Jana Synková  (babitchka) et Barbora Vyskočilová  (Barunka)
Dernièrement, c’est le metteur en scène et écrivain Arnošt Goldflam qui a décidé de présenter au public son interprétation de cette idylle campagnarde. Et comme il fallait s’y attendre, entre ses mains, « babitchka » a connu une curieuse transformation. Jiří Lábus, comédien qui campe plusieurs rôles dans ce spectacle, résume la méthode utilisée par Arnošt Goldflam au Studio Ypsilon pour rapprocher « Babitchka » au spectateur du XXIe siècle :

Jiří Lábus et Pavel Nový,  photo: CTK
«La trame du spectacle est basée sur l’histoire de Grand-mère que tout le monde connaît sans doute bien. Mais Arnošt Goldflam y a ajouté aussi très astucieusement des textes d’autres auteurs de littérature mondiale. Dans tout cela il n’y a donc rien de crispé, cela ne donne pas du tout l’impression que ces textes soient greffés sur le récit. Au contraire, ces ajouts se marient tout naturellement et tout logiquement avec le texte de Božena Němcová. »
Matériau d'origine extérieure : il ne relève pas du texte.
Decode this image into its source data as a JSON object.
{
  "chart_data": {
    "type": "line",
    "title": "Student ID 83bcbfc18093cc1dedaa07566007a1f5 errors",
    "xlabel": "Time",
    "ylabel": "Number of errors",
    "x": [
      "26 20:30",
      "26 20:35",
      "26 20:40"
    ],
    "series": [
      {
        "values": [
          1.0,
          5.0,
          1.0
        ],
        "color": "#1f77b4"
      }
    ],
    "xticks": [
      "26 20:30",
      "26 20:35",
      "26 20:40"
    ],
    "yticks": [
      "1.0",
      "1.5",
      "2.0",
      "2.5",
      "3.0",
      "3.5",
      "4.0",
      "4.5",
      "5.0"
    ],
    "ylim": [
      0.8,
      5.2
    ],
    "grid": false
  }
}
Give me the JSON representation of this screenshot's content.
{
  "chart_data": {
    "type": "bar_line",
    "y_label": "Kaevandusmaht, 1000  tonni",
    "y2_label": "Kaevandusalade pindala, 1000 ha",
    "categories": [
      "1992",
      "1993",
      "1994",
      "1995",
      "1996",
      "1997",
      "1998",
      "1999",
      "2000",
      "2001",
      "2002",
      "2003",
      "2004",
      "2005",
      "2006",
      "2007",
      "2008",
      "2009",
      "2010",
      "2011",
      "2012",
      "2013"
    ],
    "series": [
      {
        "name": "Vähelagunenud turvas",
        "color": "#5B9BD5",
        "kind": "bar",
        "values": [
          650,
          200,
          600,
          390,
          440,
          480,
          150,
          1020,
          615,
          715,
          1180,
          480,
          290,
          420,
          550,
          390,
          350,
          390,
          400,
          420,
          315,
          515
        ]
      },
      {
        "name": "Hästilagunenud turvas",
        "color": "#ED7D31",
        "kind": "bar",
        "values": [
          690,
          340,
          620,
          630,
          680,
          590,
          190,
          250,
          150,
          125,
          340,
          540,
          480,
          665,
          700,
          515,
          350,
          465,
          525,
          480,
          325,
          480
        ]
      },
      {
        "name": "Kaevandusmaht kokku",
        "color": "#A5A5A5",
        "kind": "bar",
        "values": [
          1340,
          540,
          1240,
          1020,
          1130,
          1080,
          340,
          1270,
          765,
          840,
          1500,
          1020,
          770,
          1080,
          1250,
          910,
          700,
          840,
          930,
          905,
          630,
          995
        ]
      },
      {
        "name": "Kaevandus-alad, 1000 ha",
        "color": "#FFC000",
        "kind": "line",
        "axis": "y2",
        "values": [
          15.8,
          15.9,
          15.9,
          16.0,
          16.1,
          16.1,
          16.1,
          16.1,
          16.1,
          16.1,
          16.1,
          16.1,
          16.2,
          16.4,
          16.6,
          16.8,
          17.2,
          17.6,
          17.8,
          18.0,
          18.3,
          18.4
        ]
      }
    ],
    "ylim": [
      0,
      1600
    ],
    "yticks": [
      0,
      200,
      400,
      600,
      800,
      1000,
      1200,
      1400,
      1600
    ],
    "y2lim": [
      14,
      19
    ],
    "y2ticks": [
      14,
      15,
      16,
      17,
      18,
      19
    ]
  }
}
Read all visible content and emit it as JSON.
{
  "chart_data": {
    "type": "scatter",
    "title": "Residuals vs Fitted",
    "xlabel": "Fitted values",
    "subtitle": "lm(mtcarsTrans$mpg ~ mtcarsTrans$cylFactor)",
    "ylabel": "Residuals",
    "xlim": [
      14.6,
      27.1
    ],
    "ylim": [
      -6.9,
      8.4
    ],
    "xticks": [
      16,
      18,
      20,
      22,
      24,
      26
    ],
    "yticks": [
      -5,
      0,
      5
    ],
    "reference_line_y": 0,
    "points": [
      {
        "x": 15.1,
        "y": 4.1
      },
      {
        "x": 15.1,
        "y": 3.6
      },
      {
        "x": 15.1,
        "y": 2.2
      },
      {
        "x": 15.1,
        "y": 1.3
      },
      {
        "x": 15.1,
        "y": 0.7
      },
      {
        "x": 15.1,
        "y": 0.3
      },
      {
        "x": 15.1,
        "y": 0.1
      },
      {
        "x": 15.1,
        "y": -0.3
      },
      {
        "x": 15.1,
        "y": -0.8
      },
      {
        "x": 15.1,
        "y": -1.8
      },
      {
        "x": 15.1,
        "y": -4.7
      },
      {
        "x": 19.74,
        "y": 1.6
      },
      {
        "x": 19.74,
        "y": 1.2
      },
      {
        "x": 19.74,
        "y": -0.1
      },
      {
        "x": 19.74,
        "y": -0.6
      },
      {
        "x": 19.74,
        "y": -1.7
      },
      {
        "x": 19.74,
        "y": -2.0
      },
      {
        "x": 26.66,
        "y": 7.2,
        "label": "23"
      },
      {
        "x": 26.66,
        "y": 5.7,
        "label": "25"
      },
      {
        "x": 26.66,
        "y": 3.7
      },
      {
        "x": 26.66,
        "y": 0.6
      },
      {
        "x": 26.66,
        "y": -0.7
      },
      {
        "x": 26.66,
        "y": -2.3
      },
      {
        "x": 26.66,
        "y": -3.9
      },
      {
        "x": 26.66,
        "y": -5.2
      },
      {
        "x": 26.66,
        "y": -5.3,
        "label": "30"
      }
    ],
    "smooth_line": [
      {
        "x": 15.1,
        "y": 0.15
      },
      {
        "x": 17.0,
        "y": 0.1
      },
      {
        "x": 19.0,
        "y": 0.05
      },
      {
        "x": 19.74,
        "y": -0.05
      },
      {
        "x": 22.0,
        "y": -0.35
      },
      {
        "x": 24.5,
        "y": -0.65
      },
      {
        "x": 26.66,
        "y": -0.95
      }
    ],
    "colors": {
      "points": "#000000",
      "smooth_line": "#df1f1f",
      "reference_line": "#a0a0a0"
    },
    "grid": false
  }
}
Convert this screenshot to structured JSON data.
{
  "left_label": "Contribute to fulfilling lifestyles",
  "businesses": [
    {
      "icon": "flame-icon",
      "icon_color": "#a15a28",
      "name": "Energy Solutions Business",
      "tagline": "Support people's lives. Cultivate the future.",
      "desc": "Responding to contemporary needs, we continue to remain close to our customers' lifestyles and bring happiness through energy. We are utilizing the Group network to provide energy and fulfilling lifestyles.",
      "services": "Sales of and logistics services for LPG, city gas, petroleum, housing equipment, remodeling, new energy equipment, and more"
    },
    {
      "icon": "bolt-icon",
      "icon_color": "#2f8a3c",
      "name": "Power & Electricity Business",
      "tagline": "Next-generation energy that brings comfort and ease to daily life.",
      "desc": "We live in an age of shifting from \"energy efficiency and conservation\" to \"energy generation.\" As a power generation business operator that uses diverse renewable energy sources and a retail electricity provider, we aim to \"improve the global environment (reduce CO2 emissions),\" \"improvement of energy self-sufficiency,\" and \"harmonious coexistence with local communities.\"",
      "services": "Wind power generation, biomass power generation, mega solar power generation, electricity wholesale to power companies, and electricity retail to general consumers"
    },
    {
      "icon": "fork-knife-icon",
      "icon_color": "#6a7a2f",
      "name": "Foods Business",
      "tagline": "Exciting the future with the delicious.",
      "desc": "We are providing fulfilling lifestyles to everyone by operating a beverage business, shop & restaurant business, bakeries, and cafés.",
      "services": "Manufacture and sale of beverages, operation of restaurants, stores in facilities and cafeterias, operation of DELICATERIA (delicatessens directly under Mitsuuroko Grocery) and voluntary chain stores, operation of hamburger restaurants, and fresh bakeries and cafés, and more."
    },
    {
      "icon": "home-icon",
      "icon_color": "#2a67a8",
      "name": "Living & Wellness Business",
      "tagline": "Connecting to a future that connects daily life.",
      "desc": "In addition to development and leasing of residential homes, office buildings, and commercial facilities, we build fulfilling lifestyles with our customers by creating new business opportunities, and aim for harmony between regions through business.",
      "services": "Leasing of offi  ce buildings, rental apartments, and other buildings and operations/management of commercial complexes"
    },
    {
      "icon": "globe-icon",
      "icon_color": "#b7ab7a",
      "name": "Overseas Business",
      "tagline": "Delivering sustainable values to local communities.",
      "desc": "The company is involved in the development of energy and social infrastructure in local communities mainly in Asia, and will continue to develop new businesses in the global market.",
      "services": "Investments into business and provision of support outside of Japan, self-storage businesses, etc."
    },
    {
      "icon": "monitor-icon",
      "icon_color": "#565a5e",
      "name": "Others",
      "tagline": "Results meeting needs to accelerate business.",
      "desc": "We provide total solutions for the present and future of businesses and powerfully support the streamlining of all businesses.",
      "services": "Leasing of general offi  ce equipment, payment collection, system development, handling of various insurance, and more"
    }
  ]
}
Sous le regard amusé et ironique d’Arnošt Goldflam et dans l’interprétation de l’excellente comédienne Jana Synková, la grand-mère n’est plus ce personnage qui réussit à vaincre les résistances par la douceur et la sérénité mais une femme énergique qui n’hésite pas à hausser le ton pour imposer sa volonté. Ses propos, ces perles de la sagesse populaire, sont mis en cause et son respect des traditions fait obstacle à chaque manifestation de progrès. La grand-mère devient un personnage comique et les traits des autres personnages du spectacle sont exagérés jusqu’à la caricature.

Arnošt Goldflam  (au milieu),  photo: CTK
Le metteur en scène nous oblige à réviser les idées reçues sur l’oeuvre de Božena Němcová. Il affirme aimer beaucoup le livre mais il ne cesse de désabuser le spectateur, de confronter l’image littéraire avec la réalité crue de l’époque et les vies réelles et souvent décevantes des personnages idéalisés. « Je voulais que ce soit une comédie, parce que le monde est comme cela, souvent malgré notre volonté, » dit Arnošt Goldflam.

Le public rit et s’amuse mais il oubliera probablement vite cette tentative de désacraliser un mythe comme il a oublié de nombreuses tentatives précédentes. Le mythe de « Babitchka », cette personnification précieuse de la sincérité chaleureuse et de la sagesse populaire, fait depuis longtemps partie de notre subconscient et la légende finit toujours par éclipser la réalité.